Er ist so glücklich, Landsleute und – noch mehr – Künstler aus der Heimat zu empfangen. Das Gespräch wird mit erfrischendem Getränk unterbrochen, wozu die Mission das Recept besitzt.
»Und ebenfalls, meine lieben Söhne, sagte der Greis, glauben Sie nicht, daß unsre Inseln, was man sagt, wild wären. Hier werden Sie keine Eingebornen finden, die noch Cannibalen wären.
– Uns sind überhaupt noch keine solchen vorgekommen, bemerkt Frascolin.
– Zu unserm Bedauern, setzt Pinchinat hinzu.
– Wie? Zu Ihrem Bedauern?
– Verzeihen Sie, würdiger Vater, dieses Geständniß eines neugierigen Parisers! Es lag uns nur an der Localfärbung!
– O, läßt Sebastian Zorn sich vernehmen, noch sind wir nicht am Ende unsrer Fahrt, und vielleicht sehen wir noch mehr, als wir wünschen, von den Menschenfressern, nach denen unser Kamerad solche Sehnsucht zeigt.
– Das ist leider möglich, antwortet der Superior. Mehr in der Nähe der westlichen Gruppen, bei den Neuen Hebriden und den Salomon-Inseln zum Beispiel, müssen alle Seefahrer wohl auf ihrer Hut sein. Auf Tahiti dagegen, auf den Marquisen- und Gesellschafts-Inseln, wie auf Samoa, hat die Civilisation sehr bedeutende Fortschritte gemacht. Ich weiß wohl, daß die Ermordung der Begleiter Lapérouse’s den Samoanern den Ruf natürlicher Wildheit erworben hat und die Meinung, daß sie dem Cannibalismus fröhnten. Wie viel hat sich seitdem aber Dank der christlichen Religion geändert! Die heutigen Eingebornen sind gesittete Leute, erfreuen sich einer Regierung mit zwei Kammern ganz wie in Europa, doch kommen auch Revolutionen vor…
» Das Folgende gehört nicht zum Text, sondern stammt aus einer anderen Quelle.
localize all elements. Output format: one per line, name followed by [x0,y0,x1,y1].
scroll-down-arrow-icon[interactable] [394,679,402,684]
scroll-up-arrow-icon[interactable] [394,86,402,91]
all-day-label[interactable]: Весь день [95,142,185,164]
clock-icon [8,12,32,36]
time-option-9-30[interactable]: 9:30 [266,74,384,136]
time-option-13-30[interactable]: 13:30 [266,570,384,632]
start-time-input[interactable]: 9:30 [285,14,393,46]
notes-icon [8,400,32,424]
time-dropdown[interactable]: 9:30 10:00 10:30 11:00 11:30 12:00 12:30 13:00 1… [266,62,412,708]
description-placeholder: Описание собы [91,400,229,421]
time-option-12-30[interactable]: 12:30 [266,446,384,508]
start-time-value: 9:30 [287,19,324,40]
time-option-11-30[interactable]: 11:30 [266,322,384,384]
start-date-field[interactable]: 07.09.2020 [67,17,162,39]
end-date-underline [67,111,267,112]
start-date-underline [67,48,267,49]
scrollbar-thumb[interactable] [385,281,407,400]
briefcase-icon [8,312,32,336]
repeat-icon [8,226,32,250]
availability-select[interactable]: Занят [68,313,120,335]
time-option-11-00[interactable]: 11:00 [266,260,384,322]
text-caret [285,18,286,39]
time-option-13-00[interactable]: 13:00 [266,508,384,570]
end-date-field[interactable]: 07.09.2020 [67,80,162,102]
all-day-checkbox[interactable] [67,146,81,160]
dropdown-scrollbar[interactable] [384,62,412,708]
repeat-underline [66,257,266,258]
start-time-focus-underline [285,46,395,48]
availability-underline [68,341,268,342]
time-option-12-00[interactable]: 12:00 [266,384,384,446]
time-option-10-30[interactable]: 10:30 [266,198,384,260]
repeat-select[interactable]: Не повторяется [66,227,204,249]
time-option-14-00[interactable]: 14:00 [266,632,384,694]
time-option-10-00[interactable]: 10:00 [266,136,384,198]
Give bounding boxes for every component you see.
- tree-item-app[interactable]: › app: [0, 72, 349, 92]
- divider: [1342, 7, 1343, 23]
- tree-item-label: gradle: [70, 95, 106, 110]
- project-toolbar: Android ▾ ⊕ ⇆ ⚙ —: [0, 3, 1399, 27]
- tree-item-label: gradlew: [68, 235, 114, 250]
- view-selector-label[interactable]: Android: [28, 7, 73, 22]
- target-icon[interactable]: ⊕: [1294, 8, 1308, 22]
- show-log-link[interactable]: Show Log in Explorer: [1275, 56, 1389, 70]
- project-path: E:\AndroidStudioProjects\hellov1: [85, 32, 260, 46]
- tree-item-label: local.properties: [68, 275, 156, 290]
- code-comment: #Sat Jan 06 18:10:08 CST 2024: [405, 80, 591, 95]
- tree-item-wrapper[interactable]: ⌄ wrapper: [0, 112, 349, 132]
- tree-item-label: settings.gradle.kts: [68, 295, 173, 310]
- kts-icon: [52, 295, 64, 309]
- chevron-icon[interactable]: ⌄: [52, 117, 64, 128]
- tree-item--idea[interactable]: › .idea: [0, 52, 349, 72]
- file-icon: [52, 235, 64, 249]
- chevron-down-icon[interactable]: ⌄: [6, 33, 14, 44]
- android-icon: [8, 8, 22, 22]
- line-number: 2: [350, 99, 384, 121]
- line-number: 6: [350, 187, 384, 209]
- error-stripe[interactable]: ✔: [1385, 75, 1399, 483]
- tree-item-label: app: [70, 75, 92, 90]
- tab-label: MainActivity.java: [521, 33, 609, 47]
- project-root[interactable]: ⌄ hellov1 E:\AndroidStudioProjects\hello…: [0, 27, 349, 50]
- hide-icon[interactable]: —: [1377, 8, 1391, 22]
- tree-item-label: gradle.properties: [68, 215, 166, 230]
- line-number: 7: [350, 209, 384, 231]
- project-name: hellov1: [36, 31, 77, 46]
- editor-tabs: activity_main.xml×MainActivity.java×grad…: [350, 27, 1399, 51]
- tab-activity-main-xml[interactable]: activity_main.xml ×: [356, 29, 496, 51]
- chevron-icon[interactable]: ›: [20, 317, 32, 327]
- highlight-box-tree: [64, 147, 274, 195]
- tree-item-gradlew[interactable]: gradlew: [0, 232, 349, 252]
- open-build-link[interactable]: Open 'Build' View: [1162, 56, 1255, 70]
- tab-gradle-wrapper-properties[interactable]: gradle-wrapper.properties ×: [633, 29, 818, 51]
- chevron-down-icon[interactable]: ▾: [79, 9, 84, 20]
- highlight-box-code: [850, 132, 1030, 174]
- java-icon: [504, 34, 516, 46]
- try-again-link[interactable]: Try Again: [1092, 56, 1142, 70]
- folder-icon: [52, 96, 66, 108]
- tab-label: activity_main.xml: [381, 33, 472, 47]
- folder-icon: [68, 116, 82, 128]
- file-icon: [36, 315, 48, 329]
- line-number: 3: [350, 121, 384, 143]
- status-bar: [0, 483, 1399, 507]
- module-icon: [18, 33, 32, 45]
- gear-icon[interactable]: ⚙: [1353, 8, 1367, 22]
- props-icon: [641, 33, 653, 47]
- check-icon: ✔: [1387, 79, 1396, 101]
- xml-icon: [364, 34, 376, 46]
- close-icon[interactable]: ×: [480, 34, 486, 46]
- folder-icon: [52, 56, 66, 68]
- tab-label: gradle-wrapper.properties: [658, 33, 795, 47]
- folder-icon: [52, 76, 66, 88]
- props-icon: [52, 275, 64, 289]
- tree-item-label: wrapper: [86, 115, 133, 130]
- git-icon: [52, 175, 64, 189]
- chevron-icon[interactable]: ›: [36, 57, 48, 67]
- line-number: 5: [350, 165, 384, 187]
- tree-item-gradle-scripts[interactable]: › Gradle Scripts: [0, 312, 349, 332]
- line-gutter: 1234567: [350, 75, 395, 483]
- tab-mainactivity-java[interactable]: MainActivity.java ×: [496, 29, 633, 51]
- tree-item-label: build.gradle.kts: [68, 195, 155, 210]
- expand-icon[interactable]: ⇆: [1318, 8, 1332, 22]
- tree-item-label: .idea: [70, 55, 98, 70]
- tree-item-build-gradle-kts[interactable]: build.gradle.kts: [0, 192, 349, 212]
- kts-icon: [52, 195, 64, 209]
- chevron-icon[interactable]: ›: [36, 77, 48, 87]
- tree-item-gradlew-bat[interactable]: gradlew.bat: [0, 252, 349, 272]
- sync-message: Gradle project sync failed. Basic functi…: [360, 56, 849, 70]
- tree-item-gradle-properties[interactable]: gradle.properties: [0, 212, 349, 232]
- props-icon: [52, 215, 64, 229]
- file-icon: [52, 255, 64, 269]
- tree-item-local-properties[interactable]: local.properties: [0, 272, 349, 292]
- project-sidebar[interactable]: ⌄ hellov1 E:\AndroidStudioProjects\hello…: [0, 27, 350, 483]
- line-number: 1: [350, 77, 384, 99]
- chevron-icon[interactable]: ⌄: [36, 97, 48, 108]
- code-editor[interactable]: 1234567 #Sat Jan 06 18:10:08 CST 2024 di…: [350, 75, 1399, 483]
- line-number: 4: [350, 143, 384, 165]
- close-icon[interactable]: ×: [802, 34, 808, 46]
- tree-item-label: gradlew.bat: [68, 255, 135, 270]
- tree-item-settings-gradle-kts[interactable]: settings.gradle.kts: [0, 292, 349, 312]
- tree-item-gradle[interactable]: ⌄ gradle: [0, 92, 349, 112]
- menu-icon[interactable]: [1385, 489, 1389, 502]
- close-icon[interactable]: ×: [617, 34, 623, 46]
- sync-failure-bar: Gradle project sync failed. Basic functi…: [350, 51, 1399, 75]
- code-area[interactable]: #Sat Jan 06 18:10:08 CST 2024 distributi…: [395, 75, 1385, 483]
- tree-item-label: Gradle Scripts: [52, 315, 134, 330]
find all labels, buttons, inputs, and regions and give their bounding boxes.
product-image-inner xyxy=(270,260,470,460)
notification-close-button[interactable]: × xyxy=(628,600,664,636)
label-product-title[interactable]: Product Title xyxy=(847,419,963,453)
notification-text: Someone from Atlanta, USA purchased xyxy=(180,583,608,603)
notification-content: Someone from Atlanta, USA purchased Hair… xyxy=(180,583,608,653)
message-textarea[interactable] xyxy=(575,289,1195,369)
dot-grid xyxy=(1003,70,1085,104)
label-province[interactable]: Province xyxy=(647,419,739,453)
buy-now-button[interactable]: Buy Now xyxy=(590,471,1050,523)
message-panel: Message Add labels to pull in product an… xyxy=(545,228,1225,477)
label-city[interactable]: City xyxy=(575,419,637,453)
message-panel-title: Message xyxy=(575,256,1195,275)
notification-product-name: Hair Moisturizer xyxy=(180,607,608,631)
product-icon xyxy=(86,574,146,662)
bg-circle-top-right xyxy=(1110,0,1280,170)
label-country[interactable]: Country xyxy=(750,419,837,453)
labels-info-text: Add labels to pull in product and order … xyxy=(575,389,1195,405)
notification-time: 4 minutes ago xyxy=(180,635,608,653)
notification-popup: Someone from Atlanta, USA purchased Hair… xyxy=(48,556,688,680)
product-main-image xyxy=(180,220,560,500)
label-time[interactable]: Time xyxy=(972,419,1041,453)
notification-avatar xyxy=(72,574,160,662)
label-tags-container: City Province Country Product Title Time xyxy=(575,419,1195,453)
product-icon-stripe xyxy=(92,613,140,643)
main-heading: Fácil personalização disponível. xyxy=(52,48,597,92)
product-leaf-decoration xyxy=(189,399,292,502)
– Ebenfalls wie in Europa?… fällt Yvernes ein.
– Wie Sie sagen, mein lieber Sohn, die Samoaner sind auch nicht gefeit gegen politische Streitereien!
– Das ist auf Standard-Island bekannt, antwortet Pinchinat, denn was wüßte man nicht auf dieser von den Göttern gesegneten Insel, ehrwürdiger Vater! Wir glauben sogar hier zu einer Zeit eingetroffen zu sein, wo kriegerische Verwicklungen zwischen zwei königlichen Familien drohen…
– Ganz recht, meine Freunde, es ist ein Kampf entbrannt zwischen dem König Tupua, der von den alten Herrschern des Archipels abstammt und den wir mit unserm Einfluß aufs Beste unterstützen, und dem Könige Malietoa, dem Manne der Engländer und der Deutschen. Gar vieles Blut ist schon vergossen worden, vorzüglich in der großen Schlacht im December 1887. Jene Könige erlebten es, nacheinander proclamiert und wieder abgesetzt zu werden; schließlich aber ist Malietoa zum Herrscher erklärt worden, zwar durch Ausspruch der drei Mächte, aber doch nach den Anordnungen des Hofes von Berlin… ja, von Berlin!«
Der alte Missionär kann eine innere Erregung nicht unterdrücken, während dieser Name über seine Lippen kommt.
»Sehen Sie, sagte er, bisher ist der Einfluß der Deutschen auf Samoa maßgebend gewesen. Neun Zehntel des cultivierten Landes ist in ihren Händen. In der Nähe von Apia, in Suluafata, haben sie von der Regierung eine sehr wichtige Concession ganz nahe an einem Hafen erhalten, wo ihre Kriegsschiffe sich mit allem Nöthigen versehen können. Durch sie wurden hier Schnellfeuerwaffen eingeführt. Doch alles das wird eines Tages ein Ende nehmen…
– Zum Vortheil Frankreichs?…
– Nein, zu dem des Vereinigten Königreichs. Doch lassen wir das bei Seite. Wer kann wohl klar in die Zukunft schauen.
– Doch der König Malietoa… fährt Yvernes fort.
– Nun, der König Malietoa wird auch noch einmal entthront, und wissen Sie, wer der Prätendent ist, der die meiste Aussicht hätte, ihm zu folgen? Ein Engländer, einer der hervorragendsten Leute des Archipels, ein einfacher Romandichter…
– Ein Romandichter?…
– Jawohl, Robert Levis Stevenson, der Verfasser der »Insel des Schatzes« und der »Arabischen Nächte«.
– Da sieht man, wohin die Literatur führen kann! ruft Yvernes.
– Und unsre französischen Schriftsteller sollten sich beeilen, desgleichen zu thun, setzt Pinchinat hinzu. – Ah, Zola I.
Souverän der Samoaner… anerkannt von der britischen Regierung, auf dem Throne der Tupua und der Malietoa, seine Dynastie die Nachfolgerin der Dynastien eingeborner Souveräne!… Welch’ ein Traumgebilde!«
Die Unterhaltung schließt damit, daß der Superior sich noch über mehrere Einzelheiten der Sitten der Samoaner verbreitet.
Er fügt hinzu, daß der Katholicismus, obwohl hier die Mehrzahl dem wesleyanischen Protestantismus anhängt, doch jeden Tag Fortschritte mache. Die Missionskirche ist für die Gottesdienste bereits zu klein geworden und auch die Schule bedarf einer baldigen Vergrößerung.